Research
My research focuses on the areas of programming languages and compiler construction. I have interest in the design and use of program analyses for program understanding, verification, and transformation. I have done some work on the following topics:
- Compile-Time Memory Management
- Static Memory-Leak Detection for C programs
- Shape Analysis
- Building Lightweight Method Summaries
Compile-Time Memory Management
My main line of research has been studying the use of static analyses to provide compile-time automatic memory management in Java and to detect memory errors in Java programs extended with explicit deallocation. In particular, I have worked in the following two projects:
Jfree: Compile-time deallocation of individual objects
This work focuses on extending Java with explicit deallocation via free statements. The idea is to detect, via static analysis, when the last reference to an object is removed. At that point we can safely reclaim the object by inserting a free statement.
We have developed two systems that use this approach to compile-time memory management:
Jreg: Support for region-based memory management in Java
- Our first approach used a powerful shape analysis technique(CR:ISMM06). This technique essentially models a static reference-counting garbage collector: we model what are the references to an object and detect when references to the object are lost. At that point we can reclaim the object. Moreover, we can deallocate non-recursive structures by feeding the analysis results to a new iteration of the analysis. Overall, the technique is powerful and can scale to the SPECjvm98 benchmarks. On average it can reclaim about 54% of the memory in these programs. But,
- It's a whole-program analysis, which makes the technique expensive, and
- It can't deallocate recursive structures.

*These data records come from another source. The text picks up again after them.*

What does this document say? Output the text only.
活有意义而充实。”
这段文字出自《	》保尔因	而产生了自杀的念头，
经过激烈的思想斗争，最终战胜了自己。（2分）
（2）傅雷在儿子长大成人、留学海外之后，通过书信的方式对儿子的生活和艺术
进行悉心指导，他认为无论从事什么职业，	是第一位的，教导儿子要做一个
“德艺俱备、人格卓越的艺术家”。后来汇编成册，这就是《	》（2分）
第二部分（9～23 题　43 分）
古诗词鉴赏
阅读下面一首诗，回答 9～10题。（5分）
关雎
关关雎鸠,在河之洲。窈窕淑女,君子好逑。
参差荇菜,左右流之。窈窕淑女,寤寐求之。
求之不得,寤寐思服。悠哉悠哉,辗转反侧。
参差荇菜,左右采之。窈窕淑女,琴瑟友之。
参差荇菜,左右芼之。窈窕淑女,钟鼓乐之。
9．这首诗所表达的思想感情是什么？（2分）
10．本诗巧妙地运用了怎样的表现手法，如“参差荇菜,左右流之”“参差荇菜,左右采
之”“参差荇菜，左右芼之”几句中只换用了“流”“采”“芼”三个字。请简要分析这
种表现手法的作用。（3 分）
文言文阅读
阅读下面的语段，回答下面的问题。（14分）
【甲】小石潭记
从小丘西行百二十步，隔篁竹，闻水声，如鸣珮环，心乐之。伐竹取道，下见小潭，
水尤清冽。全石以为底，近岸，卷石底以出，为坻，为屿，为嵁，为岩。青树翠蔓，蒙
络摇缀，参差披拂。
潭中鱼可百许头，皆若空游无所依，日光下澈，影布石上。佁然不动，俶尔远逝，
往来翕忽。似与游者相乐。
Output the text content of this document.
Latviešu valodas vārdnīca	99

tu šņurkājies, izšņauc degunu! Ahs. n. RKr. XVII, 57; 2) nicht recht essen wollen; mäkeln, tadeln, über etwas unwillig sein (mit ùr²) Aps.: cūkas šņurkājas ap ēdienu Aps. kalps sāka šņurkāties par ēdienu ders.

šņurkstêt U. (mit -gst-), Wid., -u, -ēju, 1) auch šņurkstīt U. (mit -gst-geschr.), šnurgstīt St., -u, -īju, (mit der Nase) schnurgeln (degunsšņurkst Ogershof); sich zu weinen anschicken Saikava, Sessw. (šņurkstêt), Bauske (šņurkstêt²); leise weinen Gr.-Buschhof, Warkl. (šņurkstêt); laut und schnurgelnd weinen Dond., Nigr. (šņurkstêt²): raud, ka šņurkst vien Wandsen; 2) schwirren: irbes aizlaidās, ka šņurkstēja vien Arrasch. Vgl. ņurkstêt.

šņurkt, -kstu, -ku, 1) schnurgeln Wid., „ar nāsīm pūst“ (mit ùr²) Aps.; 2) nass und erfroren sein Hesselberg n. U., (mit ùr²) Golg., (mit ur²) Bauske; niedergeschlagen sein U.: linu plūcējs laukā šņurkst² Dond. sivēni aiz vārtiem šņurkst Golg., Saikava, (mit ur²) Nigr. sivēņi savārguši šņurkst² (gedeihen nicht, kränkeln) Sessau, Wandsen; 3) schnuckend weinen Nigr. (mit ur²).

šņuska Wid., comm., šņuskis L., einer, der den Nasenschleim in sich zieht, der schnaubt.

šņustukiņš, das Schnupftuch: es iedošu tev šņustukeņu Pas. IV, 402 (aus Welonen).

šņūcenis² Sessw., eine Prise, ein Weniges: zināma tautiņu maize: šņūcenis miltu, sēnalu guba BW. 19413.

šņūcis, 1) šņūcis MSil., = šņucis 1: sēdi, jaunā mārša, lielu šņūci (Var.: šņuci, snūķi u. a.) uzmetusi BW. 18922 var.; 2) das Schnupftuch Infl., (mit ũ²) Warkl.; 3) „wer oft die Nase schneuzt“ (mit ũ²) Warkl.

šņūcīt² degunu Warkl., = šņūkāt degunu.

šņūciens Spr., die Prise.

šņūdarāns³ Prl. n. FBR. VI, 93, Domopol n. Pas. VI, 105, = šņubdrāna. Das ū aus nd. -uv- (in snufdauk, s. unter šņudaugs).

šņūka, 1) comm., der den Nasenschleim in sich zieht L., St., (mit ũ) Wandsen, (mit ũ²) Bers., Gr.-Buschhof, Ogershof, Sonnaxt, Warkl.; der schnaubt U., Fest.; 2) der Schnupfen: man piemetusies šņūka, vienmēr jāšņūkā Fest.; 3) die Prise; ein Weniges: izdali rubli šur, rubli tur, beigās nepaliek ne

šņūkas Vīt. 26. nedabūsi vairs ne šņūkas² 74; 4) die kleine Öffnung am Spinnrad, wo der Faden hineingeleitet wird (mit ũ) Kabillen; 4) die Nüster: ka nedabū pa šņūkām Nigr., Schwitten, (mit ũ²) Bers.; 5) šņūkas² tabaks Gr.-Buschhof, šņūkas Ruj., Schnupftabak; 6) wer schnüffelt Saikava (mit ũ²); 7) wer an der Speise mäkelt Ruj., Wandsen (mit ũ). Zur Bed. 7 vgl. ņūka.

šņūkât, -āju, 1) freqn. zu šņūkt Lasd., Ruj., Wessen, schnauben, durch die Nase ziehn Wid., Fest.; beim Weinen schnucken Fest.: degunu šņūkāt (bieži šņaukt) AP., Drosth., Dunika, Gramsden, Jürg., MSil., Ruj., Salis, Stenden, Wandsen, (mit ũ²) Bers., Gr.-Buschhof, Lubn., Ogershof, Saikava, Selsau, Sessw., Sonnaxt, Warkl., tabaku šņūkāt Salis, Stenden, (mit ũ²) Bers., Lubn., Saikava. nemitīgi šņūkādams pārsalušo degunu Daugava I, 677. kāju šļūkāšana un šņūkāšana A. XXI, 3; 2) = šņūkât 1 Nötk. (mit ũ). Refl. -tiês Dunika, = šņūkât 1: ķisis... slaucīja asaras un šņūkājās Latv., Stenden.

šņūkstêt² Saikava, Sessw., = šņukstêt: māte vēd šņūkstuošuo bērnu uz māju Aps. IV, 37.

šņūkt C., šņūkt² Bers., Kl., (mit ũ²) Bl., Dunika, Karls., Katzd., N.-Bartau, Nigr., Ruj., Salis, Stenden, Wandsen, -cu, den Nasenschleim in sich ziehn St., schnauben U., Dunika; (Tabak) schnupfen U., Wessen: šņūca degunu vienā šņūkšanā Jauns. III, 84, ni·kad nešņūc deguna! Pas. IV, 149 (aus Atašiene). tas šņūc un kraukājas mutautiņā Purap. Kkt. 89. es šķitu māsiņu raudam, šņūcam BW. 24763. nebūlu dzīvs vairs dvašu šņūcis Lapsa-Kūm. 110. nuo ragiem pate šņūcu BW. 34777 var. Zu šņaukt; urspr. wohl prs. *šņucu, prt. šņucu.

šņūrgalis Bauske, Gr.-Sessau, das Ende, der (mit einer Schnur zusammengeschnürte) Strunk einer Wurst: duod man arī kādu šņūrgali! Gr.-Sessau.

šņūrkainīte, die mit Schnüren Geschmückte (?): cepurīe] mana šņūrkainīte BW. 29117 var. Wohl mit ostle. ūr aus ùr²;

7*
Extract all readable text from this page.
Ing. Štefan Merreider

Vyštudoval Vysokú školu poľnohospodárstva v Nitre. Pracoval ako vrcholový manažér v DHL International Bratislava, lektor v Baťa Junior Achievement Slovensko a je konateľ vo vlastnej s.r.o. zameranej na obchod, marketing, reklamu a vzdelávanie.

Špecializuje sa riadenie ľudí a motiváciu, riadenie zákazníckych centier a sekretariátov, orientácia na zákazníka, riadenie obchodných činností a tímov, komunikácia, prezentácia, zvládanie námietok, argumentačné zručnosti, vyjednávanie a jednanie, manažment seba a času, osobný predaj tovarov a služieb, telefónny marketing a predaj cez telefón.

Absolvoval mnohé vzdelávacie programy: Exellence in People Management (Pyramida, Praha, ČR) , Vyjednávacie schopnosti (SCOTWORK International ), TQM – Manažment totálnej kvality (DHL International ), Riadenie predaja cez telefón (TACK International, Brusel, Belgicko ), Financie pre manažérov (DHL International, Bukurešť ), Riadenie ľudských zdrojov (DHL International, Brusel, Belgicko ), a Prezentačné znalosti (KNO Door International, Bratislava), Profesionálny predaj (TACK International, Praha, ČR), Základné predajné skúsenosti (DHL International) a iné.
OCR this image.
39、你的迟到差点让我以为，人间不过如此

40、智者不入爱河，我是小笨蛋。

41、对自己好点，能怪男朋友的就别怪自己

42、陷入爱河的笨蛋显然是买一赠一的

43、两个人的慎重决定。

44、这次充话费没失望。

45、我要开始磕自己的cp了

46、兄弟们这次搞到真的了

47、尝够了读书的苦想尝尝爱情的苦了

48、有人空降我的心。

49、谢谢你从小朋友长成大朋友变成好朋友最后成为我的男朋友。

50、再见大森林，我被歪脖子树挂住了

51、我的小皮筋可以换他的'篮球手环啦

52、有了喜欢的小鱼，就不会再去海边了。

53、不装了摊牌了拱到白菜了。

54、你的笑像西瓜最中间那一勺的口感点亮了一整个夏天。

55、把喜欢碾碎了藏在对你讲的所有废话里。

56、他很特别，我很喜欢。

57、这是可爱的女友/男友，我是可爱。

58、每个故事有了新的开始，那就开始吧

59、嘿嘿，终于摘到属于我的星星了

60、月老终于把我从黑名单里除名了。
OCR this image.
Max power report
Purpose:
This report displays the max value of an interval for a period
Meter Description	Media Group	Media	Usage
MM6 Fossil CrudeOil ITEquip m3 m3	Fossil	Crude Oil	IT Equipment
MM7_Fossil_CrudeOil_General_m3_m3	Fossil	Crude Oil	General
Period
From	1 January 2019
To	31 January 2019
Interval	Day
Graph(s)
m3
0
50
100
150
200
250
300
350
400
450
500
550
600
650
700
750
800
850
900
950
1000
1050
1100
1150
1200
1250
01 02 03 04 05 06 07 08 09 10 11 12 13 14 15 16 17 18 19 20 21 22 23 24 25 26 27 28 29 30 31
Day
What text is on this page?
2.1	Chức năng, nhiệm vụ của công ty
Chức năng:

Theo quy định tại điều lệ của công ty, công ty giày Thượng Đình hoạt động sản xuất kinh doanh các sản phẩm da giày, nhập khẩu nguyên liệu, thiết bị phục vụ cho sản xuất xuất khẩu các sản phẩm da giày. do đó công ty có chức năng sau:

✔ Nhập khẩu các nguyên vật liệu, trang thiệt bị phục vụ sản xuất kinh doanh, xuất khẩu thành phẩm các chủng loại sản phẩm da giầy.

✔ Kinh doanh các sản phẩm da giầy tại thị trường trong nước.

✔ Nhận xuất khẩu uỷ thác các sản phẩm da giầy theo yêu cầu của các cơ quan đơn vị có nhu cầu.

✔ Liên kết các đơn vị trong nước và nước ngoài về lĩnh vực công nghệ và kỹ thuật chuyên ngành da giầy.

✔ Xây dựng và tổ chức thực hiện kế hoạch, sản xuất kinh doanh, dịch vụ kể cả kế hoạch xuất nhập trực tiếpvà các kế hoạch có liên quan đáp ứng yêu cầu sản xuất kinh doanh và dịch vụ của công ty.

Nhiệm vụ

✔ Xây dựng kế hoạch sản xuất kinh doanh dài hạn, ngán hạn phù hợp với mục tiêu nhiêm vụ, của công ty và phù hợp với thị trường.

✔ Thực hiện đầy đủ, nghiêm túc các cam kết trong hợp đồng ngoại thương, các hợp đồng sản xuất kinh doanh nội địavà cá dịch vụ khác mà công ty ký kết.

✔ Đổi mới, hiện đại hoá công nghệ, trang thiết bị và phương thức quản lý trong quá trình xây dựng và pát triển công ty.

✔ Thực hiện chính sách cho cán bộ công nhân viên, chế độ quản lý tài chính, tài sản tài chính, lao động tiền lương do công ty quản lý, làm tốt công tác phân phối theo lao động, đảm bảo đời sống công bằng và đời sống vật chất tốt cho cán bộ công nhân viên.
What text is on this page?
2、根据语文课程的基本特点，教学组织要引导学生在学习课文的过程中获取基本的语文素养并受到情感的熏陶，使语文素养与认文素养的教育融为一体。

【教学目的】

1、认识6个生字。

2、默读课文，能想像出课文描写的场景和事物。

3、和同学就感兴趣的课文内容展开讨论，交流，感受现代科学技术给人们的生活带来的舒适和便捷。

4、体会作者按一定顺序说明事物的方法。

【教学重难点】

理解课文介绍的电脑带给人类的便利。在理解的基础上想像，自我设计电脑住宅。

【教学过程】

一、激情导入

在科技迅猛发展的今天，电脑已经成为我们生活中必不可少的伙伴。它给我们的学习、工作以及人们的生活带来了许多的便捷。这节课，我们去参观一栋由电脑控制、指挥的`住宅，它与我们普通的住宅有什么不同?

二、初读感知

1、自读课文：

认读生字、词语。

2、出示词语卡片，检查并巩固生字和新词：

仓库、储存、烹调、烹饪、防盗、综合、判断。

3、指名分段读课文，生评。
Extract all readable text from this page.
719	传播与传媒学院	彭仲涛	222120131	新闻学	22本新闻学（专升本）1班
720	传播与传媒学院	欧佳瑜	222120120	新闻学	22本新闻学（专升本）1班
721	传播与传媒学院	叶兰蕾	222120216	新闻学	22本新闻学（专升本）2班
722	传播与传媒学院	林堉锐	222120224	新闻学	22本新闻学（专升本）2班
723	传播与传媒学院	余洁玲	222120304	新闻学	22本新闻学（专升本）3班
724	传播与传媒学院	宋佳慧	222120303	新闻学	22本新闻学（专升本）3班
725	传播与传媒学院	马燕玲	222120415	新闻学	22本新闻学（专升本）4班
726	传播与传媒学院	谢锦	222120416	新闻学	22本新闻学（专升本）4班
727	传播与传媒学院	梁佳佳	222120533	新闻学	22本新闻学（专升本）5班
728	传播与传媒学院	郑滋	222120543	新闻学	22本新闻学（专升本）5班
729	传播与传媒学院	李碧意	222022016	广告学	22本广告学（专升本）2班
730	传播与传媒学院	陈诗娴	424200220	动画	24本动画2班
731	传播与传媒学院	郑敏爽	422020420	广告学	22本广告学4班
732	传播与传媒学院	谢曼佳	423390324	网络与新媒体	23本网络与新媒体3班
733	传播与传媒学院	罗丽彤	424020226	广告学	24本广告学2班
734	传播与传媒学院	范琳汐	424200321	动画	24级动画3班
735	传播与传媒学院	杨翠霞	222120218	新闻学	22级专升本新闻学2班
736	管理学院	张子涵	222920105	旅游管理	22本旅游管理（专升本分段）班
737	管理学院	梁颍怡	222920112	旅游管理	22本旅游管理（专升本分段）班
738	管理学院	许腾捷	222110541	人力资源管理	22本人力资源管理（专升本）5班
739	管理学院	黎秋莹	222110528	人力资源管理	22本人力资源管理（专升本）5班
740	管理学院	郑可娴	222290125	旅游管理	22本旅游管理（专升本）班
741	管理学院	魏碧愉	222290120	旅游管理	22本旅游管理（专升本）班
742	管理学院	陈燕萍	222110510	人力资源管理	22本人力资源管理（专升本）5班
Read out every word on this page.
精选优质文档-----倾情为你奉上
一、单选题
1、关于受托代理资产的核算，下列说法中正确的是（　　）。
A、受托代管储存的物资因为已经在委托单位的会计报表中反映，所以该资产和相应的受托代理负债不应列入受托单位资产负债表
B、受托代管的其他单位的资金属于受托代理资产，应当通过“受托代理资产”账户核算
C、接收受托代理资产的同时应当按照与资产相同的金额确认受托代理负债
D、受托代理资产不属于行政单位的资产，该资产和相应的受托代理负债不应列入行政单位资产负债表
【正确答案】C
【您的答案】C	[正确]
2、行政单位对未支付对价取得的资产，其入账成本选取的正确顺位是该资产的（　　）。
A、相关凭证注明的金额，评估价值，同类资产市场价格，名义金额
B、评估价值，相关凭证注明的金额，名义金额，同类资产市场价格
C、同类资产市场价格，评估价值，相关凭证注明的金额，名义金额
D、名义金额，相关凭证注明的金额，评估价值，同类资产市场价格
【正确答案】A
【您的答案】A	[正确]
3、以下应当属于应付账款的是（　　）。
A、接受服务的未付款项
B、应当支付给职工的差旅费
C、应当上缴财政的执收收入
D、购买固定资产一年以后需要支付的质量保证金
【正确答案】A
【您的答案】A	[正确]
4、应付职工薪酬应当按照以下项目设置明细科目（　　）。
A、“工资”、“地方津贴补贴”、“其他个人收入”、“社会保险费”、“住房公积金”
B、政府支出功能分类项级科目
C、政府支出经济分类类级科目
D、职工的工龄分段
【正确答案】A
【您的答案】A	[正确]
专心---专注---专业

- Our second approach was to develop a tool that identifies unique variables and fields in programs(CR:ISMM07). When the unique reference is dead, it's value becomes unreachable and can be reclaimed. This approach was successful in that:
- It can reclaim recursive structures when fields in the structures are unique. This is done by adding "destructors" to Java classes.
- It avoided a whole-program analysis by using precomputed method summaries (CR:CC07).
- It can achieve similar savings than the previous approach, but its modular design improved the performance by an order of magnitude.
We provide mechanisms to support for region-based memory management in Java. The system groups objects with similar lifetimes together into regions, and deallocates all the objects in a region at once. This project has focused on:
More details about both Jreg and Jfree, as well as software releases, can be found on the F-Rex project web-page.
- The use of static analyses and transformations to automatically identify regions and object lifetimes (CR:ISMM04).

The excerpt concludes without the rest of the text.